Published on 13 April 2017 - Updated 16 November 2018

A capricious living river, protected but still in use


The Loire, France’s longest river
The Loire is the longest river in France. Its catchment basin, meaning the Loire itself, its tributaries and all the rivers that flow into it, comprises 40,000 km of watercourses. The basin covers a fifth of French territory, taking in 9 regions, 26 départements and 7,300 municipalities, with a total of 12 million inhabitants.
The Loire and its tributaries cross a whole variety of landscapes, which may be divided up into 5 major geographical entities:
- Mountain environments and landscapes of plateaus and wooded gorges connecting smaller sub-basins,
- Wilder alluvial valleys in which the Loire forms wide meanders as it flows through bocage landscapes,
- The Loire Valley, whose milieus and landscapes are organised around its causeways,
- River-plain valleys, which are used for stockbreeding and growing intensive and semi-intensive crops
- And the Loire Basin’s 5th and final geographical entity is the estuary.
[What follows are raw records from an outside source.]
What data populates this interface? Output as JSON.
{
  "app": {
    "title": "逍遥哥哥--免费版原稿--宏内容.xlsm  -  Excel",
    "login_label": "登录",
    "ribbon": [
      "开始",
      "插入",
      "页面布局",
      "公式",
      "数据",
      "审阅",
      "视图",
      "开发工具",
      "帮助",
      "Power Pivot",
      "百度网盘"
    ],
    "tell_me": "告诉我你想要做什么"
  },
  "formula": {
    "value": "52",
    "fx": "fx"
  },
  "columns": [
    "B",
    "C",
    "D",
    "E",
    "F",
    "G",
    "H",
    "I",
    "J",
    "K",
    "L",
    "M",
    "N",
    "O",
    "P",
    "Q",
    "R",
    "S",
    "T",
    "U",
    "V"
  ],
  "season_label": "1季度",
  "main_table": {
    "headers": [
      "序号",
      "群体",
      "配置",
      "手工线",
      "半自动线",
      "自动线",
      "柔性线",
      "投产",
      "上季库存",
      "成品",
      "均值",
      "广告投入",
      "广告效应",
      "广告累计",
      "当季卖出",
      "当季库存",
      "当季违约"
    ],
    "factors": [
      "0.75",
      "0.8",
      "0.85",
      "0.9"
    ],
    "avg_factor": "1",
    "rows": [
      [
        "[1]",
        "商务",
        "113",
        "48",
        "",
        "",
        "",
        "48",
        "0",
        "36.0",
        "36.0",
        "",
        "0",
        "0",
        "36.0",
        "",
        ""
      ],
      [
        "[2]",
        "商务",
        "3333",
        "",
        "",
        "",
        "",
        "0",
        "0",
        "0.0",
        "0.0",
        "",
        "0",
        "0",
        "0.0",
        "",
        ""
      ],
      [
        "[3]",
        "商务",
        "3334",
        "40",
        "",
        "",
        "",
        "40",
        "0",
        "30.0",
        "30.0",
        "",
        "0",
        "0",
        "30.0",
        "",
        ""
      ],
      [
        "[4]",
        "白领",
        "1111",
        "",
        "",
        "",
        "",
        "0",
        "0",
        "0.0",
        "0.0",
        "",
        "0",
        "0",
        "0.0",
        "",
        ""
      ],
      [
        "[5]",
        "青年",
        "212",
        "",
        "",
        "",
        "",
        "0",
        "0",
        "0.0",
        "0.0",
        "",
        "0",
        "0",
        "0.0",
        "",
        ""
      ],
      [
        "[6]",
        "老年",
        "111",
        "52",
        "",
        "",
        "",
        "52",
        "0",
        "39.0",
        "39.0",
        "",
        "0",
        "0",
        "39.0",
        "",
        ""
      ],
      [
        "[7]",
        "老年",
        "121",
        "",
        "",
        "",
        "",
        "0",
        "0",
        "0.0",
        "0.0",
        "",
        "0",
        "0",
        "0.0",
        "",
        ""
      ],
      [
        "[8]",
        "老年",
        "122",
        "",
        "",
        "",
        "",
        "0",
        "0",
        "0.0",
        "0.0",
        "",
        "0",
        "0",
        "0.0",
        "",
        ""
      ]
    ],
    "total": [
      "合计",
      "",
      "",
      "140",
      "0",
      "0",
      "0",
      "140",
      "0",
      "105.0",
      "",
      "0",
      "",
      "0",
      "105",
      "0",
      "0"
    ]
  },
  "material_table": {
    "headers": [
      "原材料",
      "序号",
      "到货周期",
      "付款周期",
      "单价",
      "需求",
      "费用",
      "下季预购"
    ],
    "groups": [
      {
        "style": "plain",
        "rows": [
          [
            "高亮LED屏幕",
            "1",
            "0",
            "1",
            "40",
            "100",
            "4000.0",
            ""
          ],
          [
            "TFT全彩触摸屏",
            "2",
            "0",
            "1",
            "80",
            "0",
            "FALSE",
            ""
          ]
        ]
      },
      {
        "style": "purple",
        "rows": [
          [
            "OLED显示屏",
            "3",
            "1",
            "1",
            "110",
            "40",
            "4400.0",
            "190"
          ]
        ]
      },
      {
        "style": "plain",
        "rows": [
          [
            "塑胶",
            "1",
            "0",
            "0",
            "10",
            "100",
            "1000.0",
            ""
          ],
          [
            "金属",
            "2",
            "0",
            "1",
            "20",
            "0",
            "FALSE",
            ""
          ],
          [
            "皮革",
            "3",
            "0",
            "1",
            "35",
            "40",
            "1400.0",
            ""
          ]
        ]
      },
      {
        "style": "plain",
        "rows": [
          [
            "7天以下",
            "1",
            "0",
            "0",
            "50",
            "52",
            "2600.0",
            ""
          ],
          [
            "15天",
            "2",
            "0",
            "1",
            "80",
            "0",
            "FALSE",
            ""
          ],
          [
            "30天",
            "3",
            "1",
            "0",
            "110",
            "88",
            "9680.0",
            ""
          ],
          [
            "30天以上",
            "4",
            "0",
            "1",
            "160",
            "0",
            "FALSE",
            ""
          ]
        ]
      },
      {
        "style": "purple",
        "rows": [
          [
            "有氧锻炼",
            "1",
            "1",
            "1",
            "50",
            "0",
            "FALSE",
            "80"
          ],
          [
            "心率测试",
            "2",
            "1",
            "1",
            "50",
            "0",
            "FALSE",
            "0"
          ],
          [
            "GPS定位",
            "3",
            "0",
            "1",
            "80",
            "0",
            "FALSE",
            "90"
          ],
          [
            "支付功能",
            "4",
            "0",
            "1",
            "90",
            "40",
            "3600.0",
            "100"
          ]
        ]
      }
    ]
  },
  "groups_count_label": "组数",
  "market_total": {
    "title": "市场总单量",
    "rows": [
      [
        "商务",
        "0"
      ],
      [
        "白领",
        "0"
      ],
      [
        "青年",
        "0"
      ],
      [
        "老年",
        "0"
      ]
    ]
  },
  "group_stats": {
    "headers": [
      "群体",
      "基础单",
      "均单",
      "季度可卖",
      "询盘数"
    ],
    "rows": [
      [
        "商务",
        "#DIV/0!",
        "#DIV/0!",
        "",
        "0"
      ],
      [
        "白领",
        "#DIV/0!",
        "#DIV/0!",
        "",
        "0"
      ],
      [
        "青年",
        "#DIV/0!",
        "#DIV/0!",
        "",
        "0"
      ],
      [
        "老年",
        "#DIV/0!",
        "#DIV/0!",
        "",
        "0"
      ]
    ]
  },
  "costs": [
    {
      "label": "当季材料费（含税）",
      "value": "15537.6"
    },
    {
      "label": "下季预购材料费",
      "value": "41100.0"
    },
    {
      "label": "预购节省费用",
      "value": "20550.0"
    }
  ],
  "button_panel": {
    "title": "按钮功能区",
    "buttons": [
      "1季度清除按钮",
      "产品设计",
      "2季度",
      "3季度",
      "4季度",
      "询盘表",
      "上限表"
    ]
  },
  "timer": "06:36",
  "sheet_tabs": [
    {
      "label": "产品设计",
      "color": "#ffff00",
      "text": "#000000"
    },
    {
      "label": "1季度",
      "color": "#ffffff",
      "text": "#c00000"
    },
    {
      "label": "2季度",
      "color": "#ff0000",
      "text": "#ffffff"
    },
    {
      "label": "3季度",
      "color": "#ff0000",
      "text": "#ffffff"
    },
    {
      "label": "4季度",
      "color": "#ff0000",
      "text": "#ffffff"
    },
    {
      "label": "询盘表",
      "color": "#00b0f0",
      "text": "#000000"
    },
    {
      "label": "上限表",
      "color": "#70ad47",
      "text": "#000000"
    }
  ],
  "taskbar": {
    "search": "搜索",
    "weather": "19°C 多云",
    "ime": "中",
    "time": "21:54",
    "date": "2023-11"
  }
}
As well as being France’s longest river, it is also one of its most irregular watercourses. Its average annual flow rate is 350 m3 a second at Orleans and 900 m3 a second at its mouth.
But in the Lower Loire, during flood periods, flows can be 7 times as strong.
Three dams partially regulate the flow: the Grangent and Villerest dams on the Loire itself and the Naussac on the Allier. They hold back the waters to check floods and then release them in order to maintain an adequate flow rate when the river is at its lowest level.
Among other things, water released back into the river is used to cool the nuclear power plants located on the river, in Belleville, Dampierre, Saint-Laurent-des-Eaux and Avoine.
The entire river is listed as a Site of Community Importance by the Natura 2000 European network under the two European directives “Birds” and “Habitats”. As such, its wild fauna and flora, biodiversity, ecosystems and stop-off points for migratory species are all protected. migratoires.